Needless to say, I had a technology woe again, namely, the Kindle Fire died yesterday afternoon.  I mean really died.  It just sort of froze in the middle of things.  So I decided I would be smart and turn it off, and turn it back on.  Except it wouldn’t come back on.  Then I plugged it into the charger…and the LED light wouldn’t even come on.  (It’s red when it’s charging, green when it’s charged, and nothing when it’s dead.)

I was at work.  I tried plugging it into a different outlet.  No response.  So my employee Kitty said, “See, that’s the advantage of a real book.  You don’t have to charge them.”  I raised my eyes to the heavens.  Lord, I prayed, When will you change the U.S. employment laws so that I can legally smite her?  Just kidding, of course, especially because she was right.

So when I got home, I plugged up the Kindle and at least I got a light…a green one even, which would stay on for about 10 seconds and go out again.  After 8 hours of charging…same thing.  Visions of nightmares, rather than sugarplums, were dancing in my head.  I would have to send it back.  It’s amazing how attached you can become to an inanimate object.  So I decided this morning that I would take the plunge and chat with whoever I got on Amazon.com chat.  Ergo, Joan.

Joan said, do you have a USB cable?  Well, yes I do.  I bought one.  They don’t give you one, because it takes a geologic era to charge your Kindle Fire with a USB cable.  All the other Kindle versions come with a USB cable.  But it turns out you can download stuff onto the Kindle Fire with the USB in the absence of WiFi, which is why I got it.  So Joan says, plug it up to the USB and just see if the LED comes on.  Yes.  I said, are you suggesting the charger is bad?

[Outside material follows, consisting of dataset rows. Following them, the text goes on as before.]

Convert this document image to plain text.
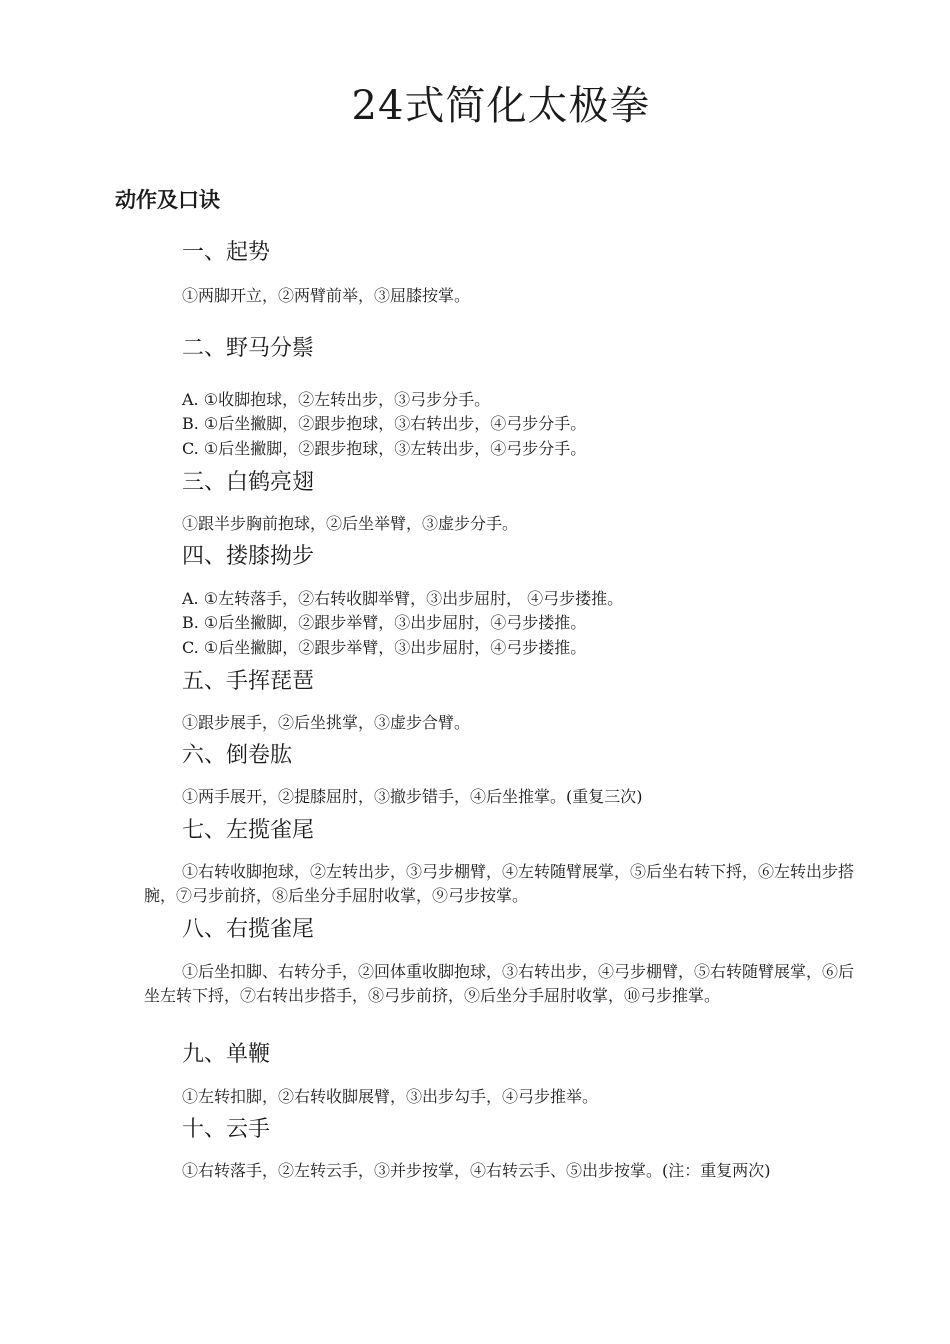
24式简化太极拳
动作及口诀
一、起势
①两脚开立，②两臂前举，③屈膝按掌。
二、野马分鬃
A. ①收脚抱球，②左转出步，③弓步分手。
B. ①后坐撇脚，②跟步抱球，③右转出步，④弓步分手。
C. ①后坐撇脚，②跟步抱球，③左转出步，④弓步分手。
三、白鹤亮翅
①跟半步胸前抱球，②后坐举臂，③虚步分手。
四、搂膝拗步
A. ①左转落手，②右转收脚举臂，③出步屈肘， ④弓步搂推。
B. ①后坐撇脚，②跟步举臂，③出步屈肘，④弓步搂推。
C. ①后坐撇脚，②跟步举臂，③出步屈肘，④弓步搂推。
五、手挥琵琶
①跟步展手，②后坐挑掌，③虚步合臂。
六、倒卷肱
①两手展开，②提膝屈肘，③撤步错手，④后坐推掌。(重复三次)
七、左揽雀尾
①右转收脚抱球，②左转出步，③弓步棚臂，④左转随臂展掌，⑤后坐右转下捋，⑥左转出步搭腕，⑦弓步前挤，⑧后坐分手屈肘收掌，⑨弓步按掌。
八、右揽雀尾
①后坐扣脚、右转分手，②回体重收脚抱球，③右转出步，④弓步棚臂，⑤右转随臂展掌，⑥后坐左转下捋，⑦右转出步搭手，⑧弓步前挤，⑨后坐分手屈肘收掌，⑩弓步推掌。
九、单鞭
①左转扣脚，②右转收脚展臂，③出步勾手，④弓步推举。
十、云手
①右转落手，②左转云手，③并步按掌，④右转云手、⑤出步按掌。(注：重复两次)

Then she says, I’m not sure yet.  Do you have a cell phone charger that will fit the Kindle?  What? What about all those warnings that say that absolutely under no circumstances are you supposed to try to charge your device with an unapproved charger, otherwise you will void your warranty, the Kindle will blow up, and all your children will be born deformed?  She was like, you have my permission.

And guess what.  That worked too.  Another icon shattered–so it really DOESN’T matter what charger you use?  As long as it fits?  Boy, do I feel stupid.

So the end result is, they are sending me another charger, free.  When it quits working, next time I know what to do without calling on Amazon.  Or, well, I will still have to call them so I can get it free.

But I still like Joan.  She took me through the steps to figure out if it was the charger or the Kindle itself (its battery, actually, or so I figured.)

I generally hate it when I have to talk to Customer Service for any big company…mostly Sprint or Comcast.  I have a Sprint cellphone, and I used to tell my employees they might want to go home for the day because I was about to have to call Sprint.  They would be like, Oh Nooooo.  But Sprint has completely changed direction.  It’s no longer an ordeal to call them.  And Amazon has never been that way, so they didn’t have anything to overcome.

There is an internal culture in every company I know of which values everything but customer service.  The smart people are the ones who get the business–the engineers, the software designers, the marketers, etc.  But the customer service people are the people who keep the business for you.  In the long run, failing to value that will kill you.  So…thanks, Joan.